La commission du Sénat, présidée par Philippe Bas, s'était donnée six mois pour enquêter sur une affaire qui a une nouvelle fois rebondi fin décembre avec la révélation de l'utilisation par M. Benalla de deux passeports diplomatiques, qu'il a finalement restitués cette semaine.

La convocation de Jean-Yves Le Drian mercredi prochain entre dans le cadre de ces nouveaux éléments.

- Nouvelle enquête -

La commission avait demandé des explications à l'Elysée et au gouvernement le 28 décembre sur "les conditions dans lesquelles M. Alexandre Benalla a pu faire usage de passeports diplomatiques" après son licenciement en juillet.

La presse avait révélé que l'ancien collaborateur d'Emmanuel Macron disposait toujours de passeports diplomatiques et qu'il effectuait des voyages d'affaires auprès de dirigeants africains, "alors même qu?il avait déclaré, lors de son audition sous serment du 19 septembre 2018, les avoir laissés dans le bureau qu'il occupait à l'Élysée", a souligné la commission dans un communiqué.

L'affaire se poursuit aussi sur le terrain judiciaire. Outre l'enquête ouverte cet été sur les violences du 1er mai, le parquet a ouvert le 29 décembre une seconde enquête, cette fois sur les passeports diplomatiques, pour "abus de confiance" et "usage sans droit d'un document justificatif d'une qualité professionnelle".

Mardi, le directeur de cabinet du président a été interrogé par la police judiciaire dans le cadre de cette nouvelle enquête, a indiqué l'Elysée confirmant une information du Point. La présidence indique "coopérer pleinement" avec la police.

C'est le courrier envoyé fin décembre par Patrick Strzoda à son ex-collaborateur qui a déclenché cette enquête.
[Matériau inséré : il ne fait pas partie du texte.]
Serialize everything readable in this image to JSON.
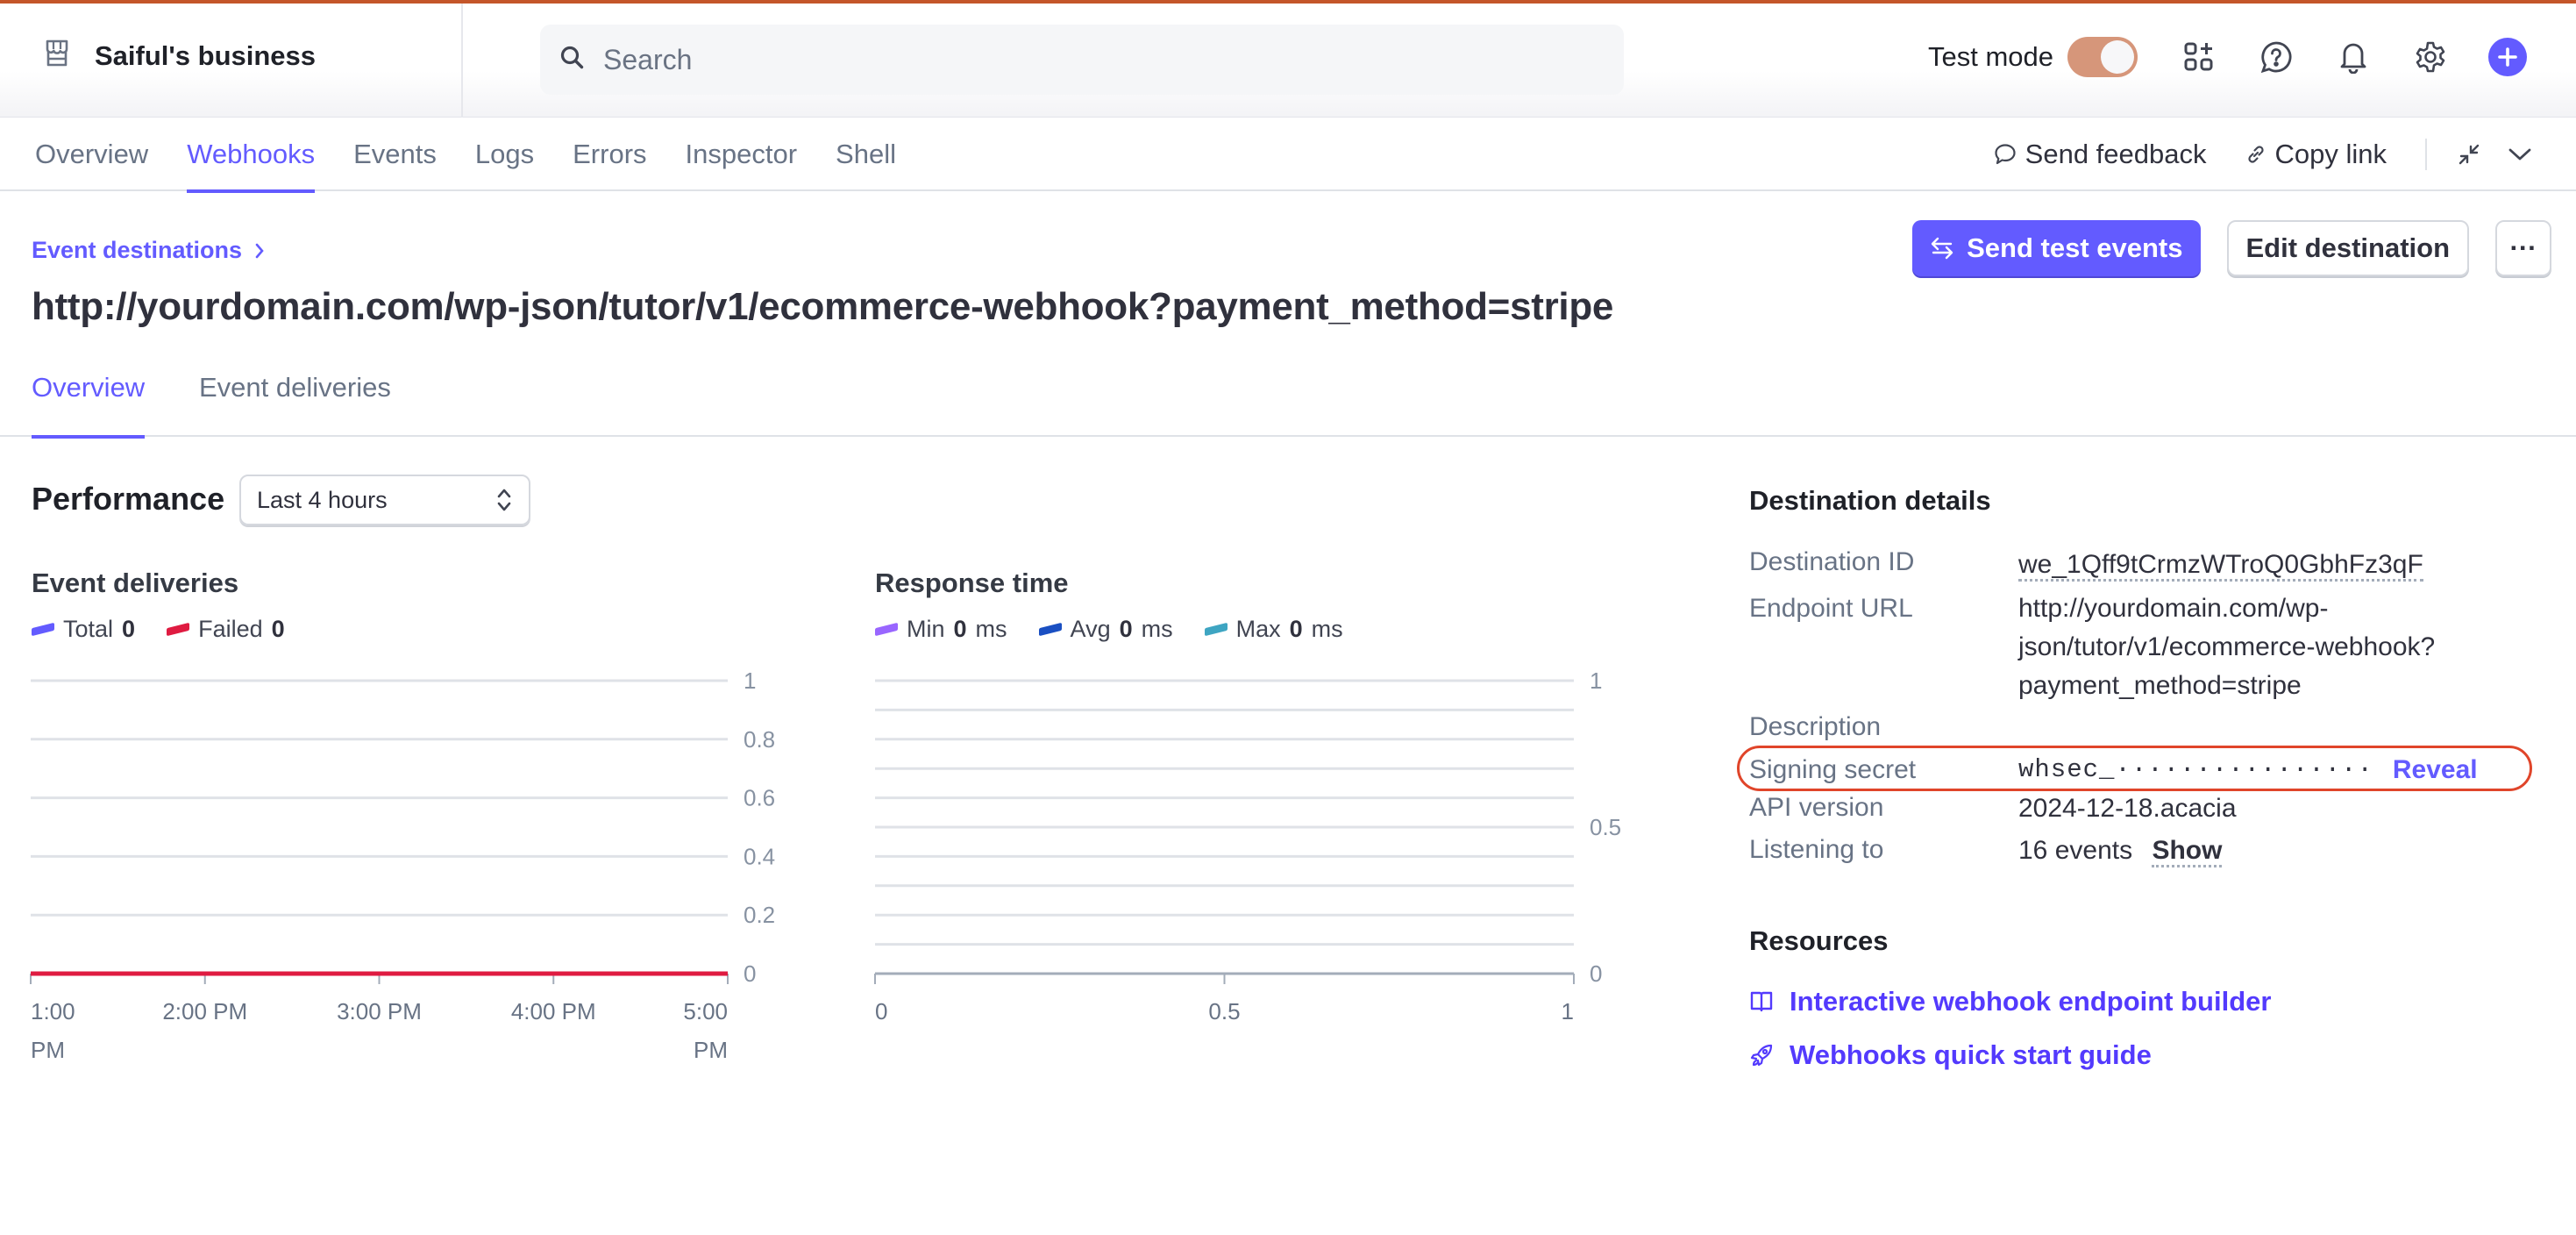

Dans ce courrier, il sommait Alexandre Benalla de s'expliquer sur d'"éventuelles missions personnelles et privées" qu'il aurait menées pendant qu'il était en poste à l'Elysée.

Alexandre Benalla avait fait savoir qu'il n'avait "jamais" mené de mission à titre privé lorsqu'il travaillait à l'Elysée et affirmé que c'était un membre du personnel de L?Elysée qui lui avait rendu ses passeports diplomatiques "début octobre", dans une rue près du palais présidentiel.

Il avait aussi révélé avoir échangé des SMS avec M. Macron après son limogeage de l'Elysée fin juillet, ce que la présidence a confirmé pour deux messages succincts.

Indigné, l'ancien chargé de mission s'en est pris fin décembre à "certaines personnes de l'entourage d'Emmanuel Macron", les accusant de vouloir "saccager" sa vie. "Je ne me tairai plus", a-t-il menacé.